Colin Ross explains DID through his trauma model of dissociation (see Epidemiology of Multiple Personality Disorder and Dissociation, which is unfortunately behind a pay wall). A recent study, published in JAMA's Archive of General Psychiatry, was able to verify the existence of a dissociative subtype in PTSD survivors - the results seem to confirm the links between early trauma, PTSD, and dissociative disorders for some individuals (overwhelmingly, it seems, in those who suffered childhood abuse).

A Latent Class Analysis of Dissociation and Posttraumatic Stress DisorderEvidence for a Dissociative Subtype

Erika J. Wolf, PhD; Mark W. Miller, PhD; Annemarie F. Reardon, PhD; Karen A. Ryabchenko, PhD; Diane Castillo, PhD; Rachel Freund, PhD
Arch Gen Psychiatry. 2012;69(7):698-705. doi:10.1001/archgenpsychiatry.2011.1574 
Context  The nature of the relationship of dissociation to posttraumatic stress disorder (PTSD) is controversial and of considerable clinical and nosologic importance.

Objectives  To examine evidence for a dissociative subtype of PTSD and to examine its association with different types of trauma.

Design  A latent profile analysis of cross-sectional data from structured clinical interviews indexing DSM-IV symptoms of current PTSD and dissociation.

Settings  The VA Boston Healthcare System and the New Mexico VA Health Care System.

Participants  A total of 492 veterans and their intimate partners, all of whom had a history of trauma.

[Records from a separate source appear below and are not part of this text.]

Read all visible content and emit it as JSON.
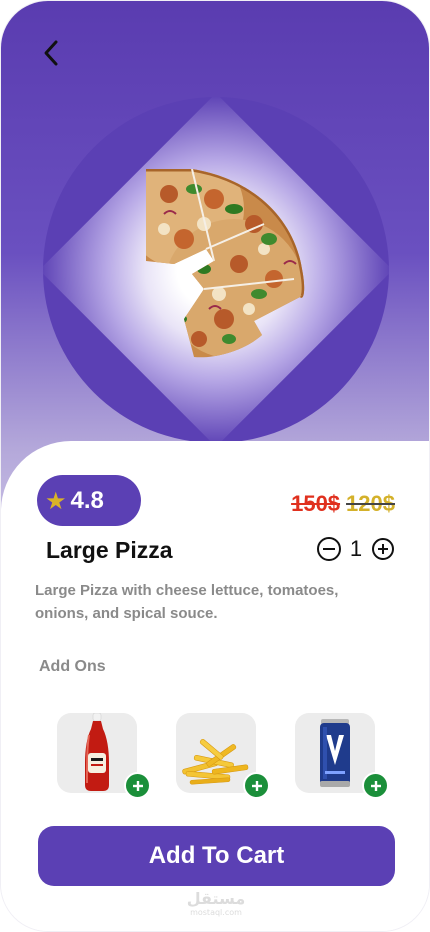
{
  "product": {
    "rating": "4.8",
    "old_price": "150$",
    "new_price": "120$",
    "title": "Large Pizza",
    "quantity": "1",
    "description": "Large Pizza with cheese lettuce, tomatoes, onions, and spical souce."
  },
  "addons": {
    "title": "Add Ons",
    "items": [
      {
        "icon": "ketchup-bottle"
      },
      {
        "icon": "french-fries"
      },
      {
        "icon": "soda-can"
      }
    ]
  },
  "cart": {
    "label": "Add To Cart"
  },
  "watermark": {
    "arabic": "مستقل",
    "latin": "mostaql.com"
  },
  "colors": {
    "primary": "#5b40b4",
    "star": "#d9b328",
    "old_price": "#e0301e",
    "new_price": "#d4b12a",
    "add_green": "#1b8f3a"
  }
}
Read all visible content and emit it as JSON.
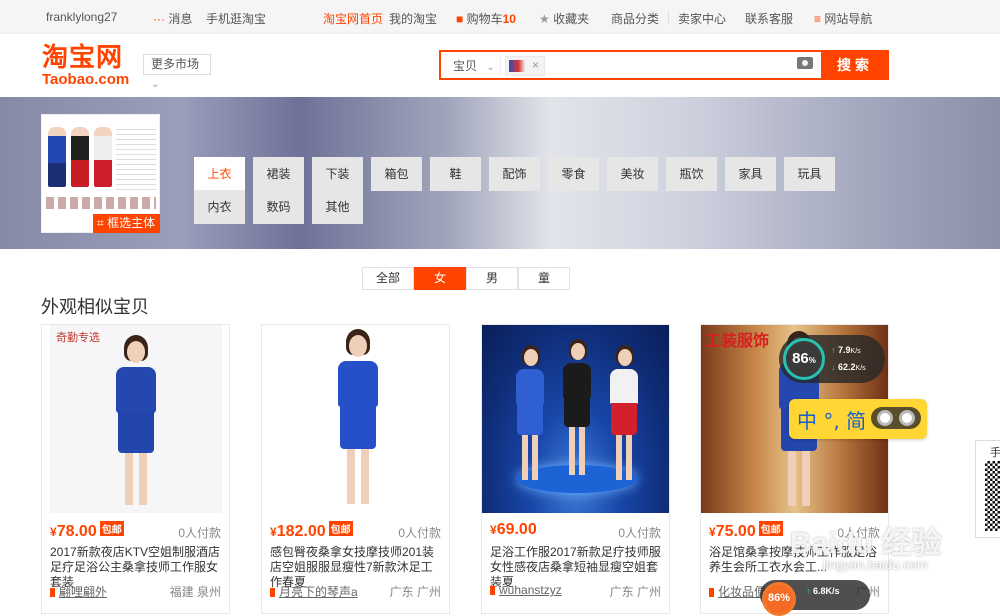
{
  "topbar": {
    "username": "franklylong27",
    "messages": "消息",
    "mobile": "手机逛淘宝",
    "home": "淘宝网首页",
    "my_taobao": "我的淘宝",
    "cart": "购物车",
    "cart_count": "10",
    "favorites": "收藏夹",
    "categories": "商品分类",
    "seller_center": "卖家中心",
    "contact": "联系客服",
    "site_nav": "网站导航"
  },
  "logo": {
    "cn": "淘宝网",
    "en": "Taobao.com"
  },
  "market_button": "更多市场",
  "search": {
    "category": "宝贝",
    "button": "搜索",
    "clear": "×"
  },
  "banner": {
    "select_subject": "框选主体",
    "tabs_row1": [
      "上衣",
      "裙装",
      "下装",
      "箱包",
      "鞋",
      "配饰",
      "零食",
      "美妆",
      "瓶饮",
      "家具",
      "玩具"
    ],
    "tabs_row2": [
      "内衣",
      "数码",
      "其他"
    ]
  },
  "gender_filters": [
    "全部",
    "女",
    "男",
    "童"
  ],
  "section_title": "外观相似宝贝",
  "products": [
    {
      "currency": "¥",
      "price": "78.00",
      "tag": "包邮",
      "sold": "0人付款",
      "title": "2017新款夜店KTV空姐制服酒店足疗足浴公主桑拿技师工作服女套装",
      "shop": "翩哩翩外",
      "location": "福建 泉州",
      "watermark": "奇勤专选"
    },
    {
      "currency": "¥",
      "price": "182.00",
      "tag": "包邮",
      "sold": "0人付款",
      "title": "感包臀夜桑拿女技摩技师201装店空姐服服显瘦性7新款沐足工作春夏",
      "shop": "月亮下的琴声a",
      "location": "广东 广州"
    },
    {
      "currency": "¥",
      "price": "69.00",
      "sold": "0人付款",
      "title": "足浴工作服2017新款足疗技师服女性感夜店桑拿短袖显瘦空姐套装夏",
      "shop": "wuhanstzyz",
      "location": "广东 广州"
    },
    {
      "currency": "¥",
      "price": "75.00",
      "tag": "包邮",
      "sold": "0人付款",
      "title": "浴足馆桑拿按摩技师工作服足浴养生会所工衣水会工...",
      "shop": "化妆品便",
      "location": "广州",
      "watermark": "工装服饰"
    }
  ],
  "speed_widget": {
    "percent": "86",
    "unit": "%",
    "up": "7.9",
    "down": "62.2",
    "rate_unit": "K/s"
  },
  "ime": {
    "text": "中 °, 简"
  },
  "qr_label": "手",
  "baidu_watermark": {
    "main": "Baidu 经验",
    "sub": "jingyan.baidu.com"
  },
  "bottom_widget": {
    "percent": "86",
    "unit": "%",
    "up": "6.8",
    "rate_unit": "K/s"
  }
}
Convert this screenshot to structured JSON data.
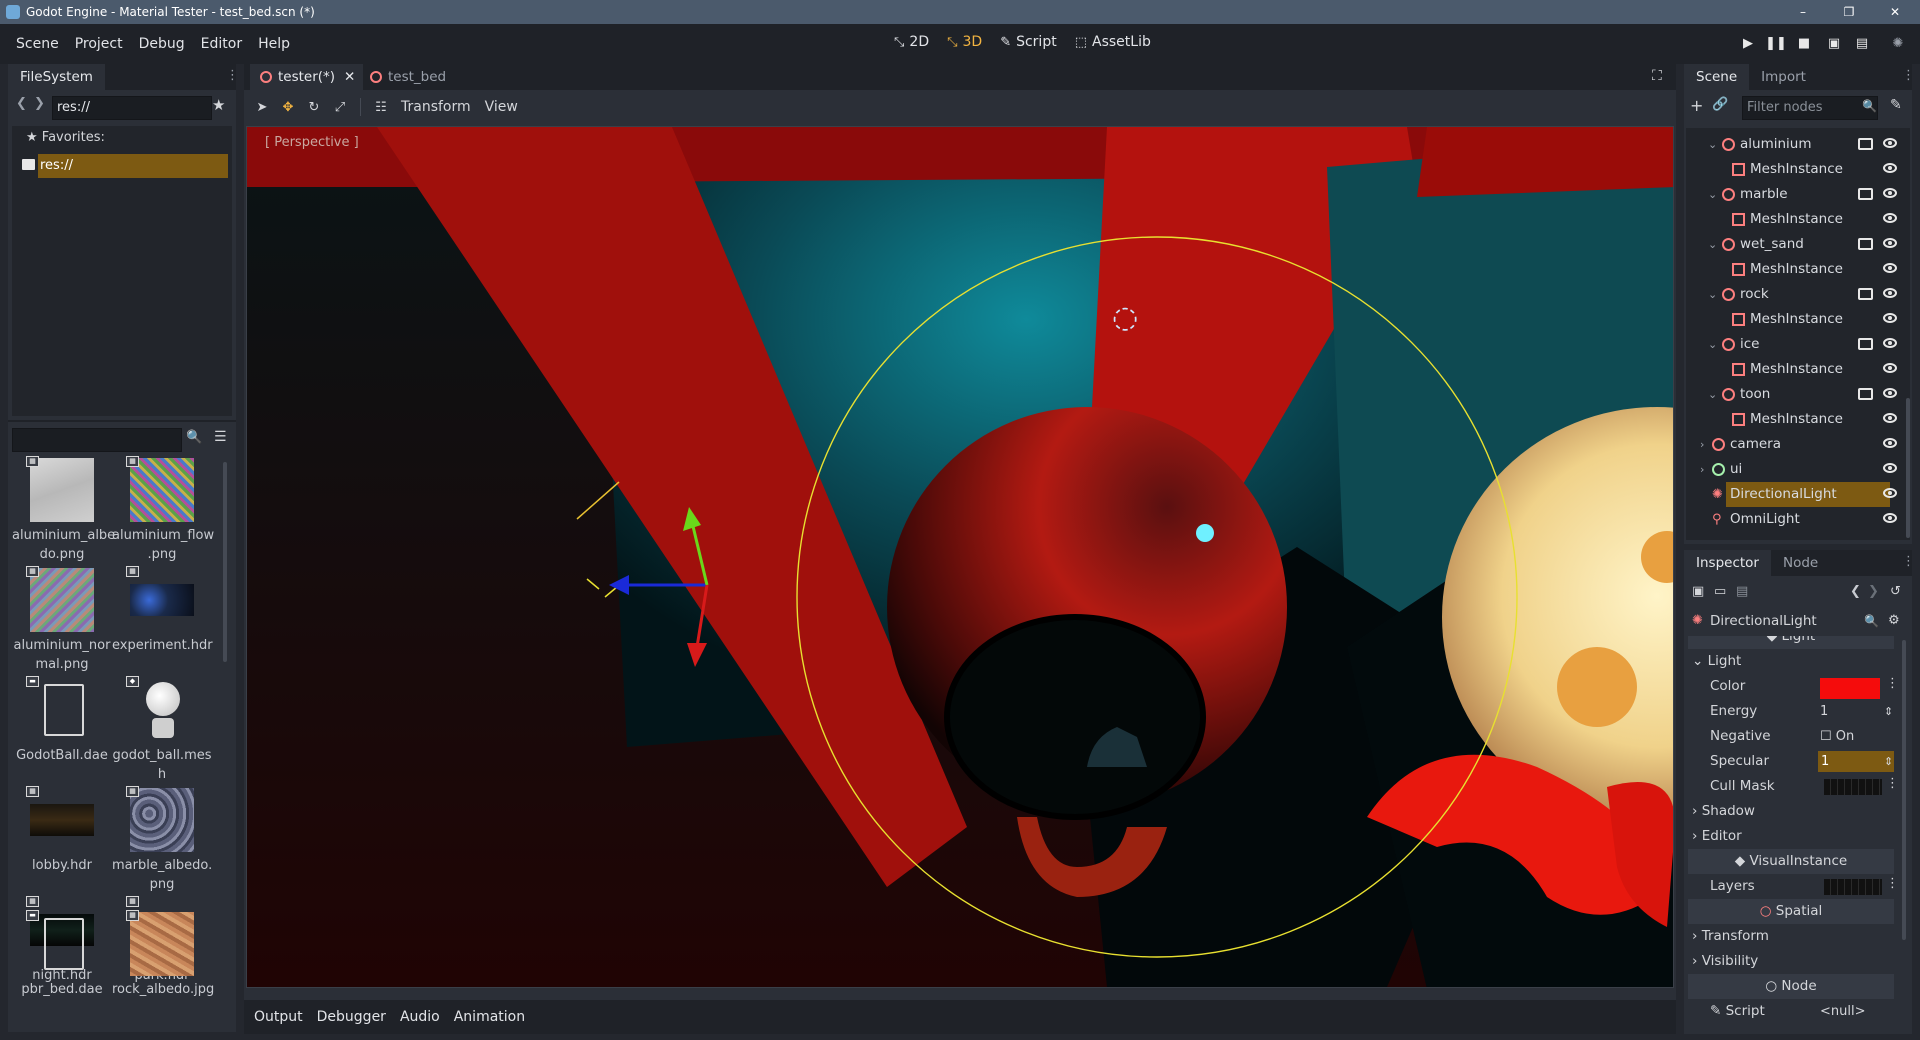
{
  "window": {
    "title": "Godot Engine - Material Tester - test_bed.scn (*)",
    "controls": [
      "–",
      "❐",
      "✕"
    ]
  },
  "menubar": {
    "menus": [
      "Scene",
      "Project",
      "Debug",
      "Editor",
      "Help"
    ],
    "modes": [
      {
        "label": "2D",
        "icon": "2d-icon"
      },
      {
        "label": "3D",
        "icon": "3d-icon"
      },
      {
        "label": "Script",
        "icon": "script-icon"
      },
      {
        "label": "AssetLib",
        "icon": "assetlib-icon"
      }
    ],
    "play_controls": [
      "play-icon",
      "pause-icon",
      "stop-icon",
      "play-scene-icon",
      "play-custom-icon",
      "loading-icon"
    ]
  },
  "filesystem": {
    "tab": "FileSystem",
    "path": "res://",
    "favorites_label": "Favorites:",
    "tree_root": "res://",
    "search_placeholder": "",
    "files": [
      {
        "name": "aluminium_albe\ndo.png",
        "l1": "aluminium_albe",
        "l2": "do.png"
      },
      {
        "name": "aluminium_flow.png",
        "l1": "aluminium_flow",
        "l2": ".png"
      },
      {
        "name": "aluminium_normal.png",
        "l1": "aluminium_nor",
        "l2": "mal.png"
      },
      {
        "name": "experiment.hdr",
        "l1": "experiment.hdr",
        "l2": ""
      },
      {
        "name": "GodotBall.dae",
        "l1": "GodotBall.dae",
        "l2": ""
      },
      {
        "name": "godot_ball.mesh",
        "l1": "godot_ball.mes",
        "l2": "h"
      },
      {
        "name": "lobby.hdr",
        "l1": "lobby.hdr",
        "l2": ""
      },
      {
        "name": "marble_albedo.png",
        "l1": "marble_albedo.",
        "l2": "png"
      },
      {
        "name": "night.hdr",
        "l1": "night.hdr",
        "l2": ""
      },
      {
        "name": "park.hdr",
        "l1": "park.hdr",
        "l2": ""
      },
      {
        "name": "pbr_bed.dae",
        "l1": "pbr_bed.dae",
        "l2": ""
      },
      {
        "name": "rock_albedo.jpg",
        "l1": "rock_albedo.jpg",
        "l2": ""
      }
    ]
  },
  "editor": {
    "tabs": [
      "tester(*)",
      "test_bed"
    ],
    "toolbar": {
      "transform": "Transform",
      "view": "View"
    },
    "viewport_label": "[ Perspective ]"
  },
  "bottom_panel": {
    "tabs": [
      "Output",
      "Debugger",
      "Audio",
      "Animation"
    ]
  },
  "scene_dock": {
    "tabs": [
      "Scene",
      "Import"
    ],
    "filter_placeholder": "Filter nodes",
    "nodes": [
      {
        "name": "aluminium",
        "kind": "spatial",
        "indent": 1,
        "expanded": true,
        "has_script_icon": true
      },
      {
        "name": "MeshInstance",
        "kind": "mesh",
        "indent": 2
      },
      {
        "name": "marble",
        "kind": "spatial",
        "indent": 1,
        "expanded": true,
        "has_script_icon": true
      },
      {
        "name": "MeshInstance",
        "kind": "mesh",
        "indent": 2
      },
      {
        "name": "wet_sand",
        "kind": "spatial",
        "indent": 1,
        "expanded": true,
        "has_script_icon": true
      },
      {
        "name": "MeshInstance",
        "kind": "mesh",
        "indent": 2
      },
      {
        "name": "rock",
        "kind": "spatial",
        "indent": 1,
        "expanded": true,
        "has_script_icon": true
      },
      {
        "name": "MeshInstance",
        "kind": "mesh",
        "indent": 2
      },
      {
        "name": "ice",
        "kind": "spatial",
        "indent": 1,
        "expanded": true,
        "has_script_icon": true
      },
      {
        "name": "MeshInstance",
        "kind": "mesh",
        "indent": 2
      },
      {
        "name": "toon",
        "kind": "spatial",
        "indent": 1,
        "expanded": true,
        "has_script_icon": true
      },
      {
        "name": "MeshInstance",
        "kind": "mesh",
        "indent": 2
      },
      {
        "name": "camera",
        "kind": "spatial",
        "indent": 0,
        "expanded": false
      },
      {
        "name": "ui",
        "kind": "control",
        "indent": 0,
        "expanded": false
      },
      {
        "name": "DirectionalLight",
        "kind": "light",
        "indent": 0,
        "selected": true
      },
      {
        "name": "OmniLight",
        "kind": "omni",
        "indent": 0
      }
    ]
  },
  "inspector": {
    "tabs": [
      "Inspector",
      "Node"
    ],
    "object": "DirectionalLight",
    "light_section_partial": "Light",
    "light_group": "Light",
    "properties": {
      "color_label": "Color",
      "color_value": "#f50c0c",
      "energy_label": "Energy",
      "energy_value": "1",
      "negative_label": "Negative",
      "negative_value": "On",
      "specular_label": "Specular",
      "specular_value": "1",
      "cullmask_label": "Cull Mask"
    },
    "groups": {
      "shadow": "Shadow",
      "editor": "Editor",
      "visualinstance": "VisualInstance",
      "layers": "Layers",
      "spatial": "Spatial",
      "transform": "Transform",
      "visibility": "Visibility",
      "node": "Node",
      "script_label": "Script",
      "script_value": "<null>"
    }
  },
  "colors": {
    "accent": "#f2b441",
    "selection": "#7d5a12",
    "node_icon": "#fc7f7f",
    "control_icon": "#a5efac",
    "titlebar": "#4b5a6c"
  }
}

Participants reported exposure to a variety of traumatic events, including combat, childhood physical and sexual abuse, partner abuse, motor vehicle accidents, and natural disasters, with most participants reporting exposure to multiple types of traumatic events. Forty-two percent of the sample met the criteria for a current diagnosis of PTSD.

Main Outcome Measures  Item-level scores on the Clinician-Administered PTSD Scale.

Results  A latent profile analysis suggested a 3-class solution: a low PTSD severity subgroup, a high PTSD severity subgroup characterized by elevations across the 17 core symptoms of the disorder, and a small but distinctly dissociative subgroup that composed 12% of individuals with a current diagnosis of PTSD. The latter group was characterized by severe PTSD symptoms combined with marked elevations on items assessing flashbacks, derealization, and depersonalization. Individuals in this subgroup also endorsed greater exposure to childhood and adult sexual trauma compared with the other 2 groups, suggesting a possible etiologic link with the experience of repeated sexual trauma.

Conclusions  These results support the subtype hypothesis of the association between PTSD and dissociation and suggest that dissociation is a highly salient facet of posttraumatic psychopathology in a subset of individuals with the disorder.
Full Citation:
Wolf EJ, Miller MW, Reardon AF, Ryabchenko KA, Castillo D, Freund R. (2012). A Latent Class Analysis of Dissociation and Posttraumatic Stress Disorder: Evidence for a Dissociative Subtype. Arch Gen Psychiatry, 69(7):698-705.  doi:10.1001/archgenpsychiatry.2011.1574.
The continued collecting of data on this small subgroup of clients are so crucial in enabling clinicians to understand their experiences and design appropriate interventions.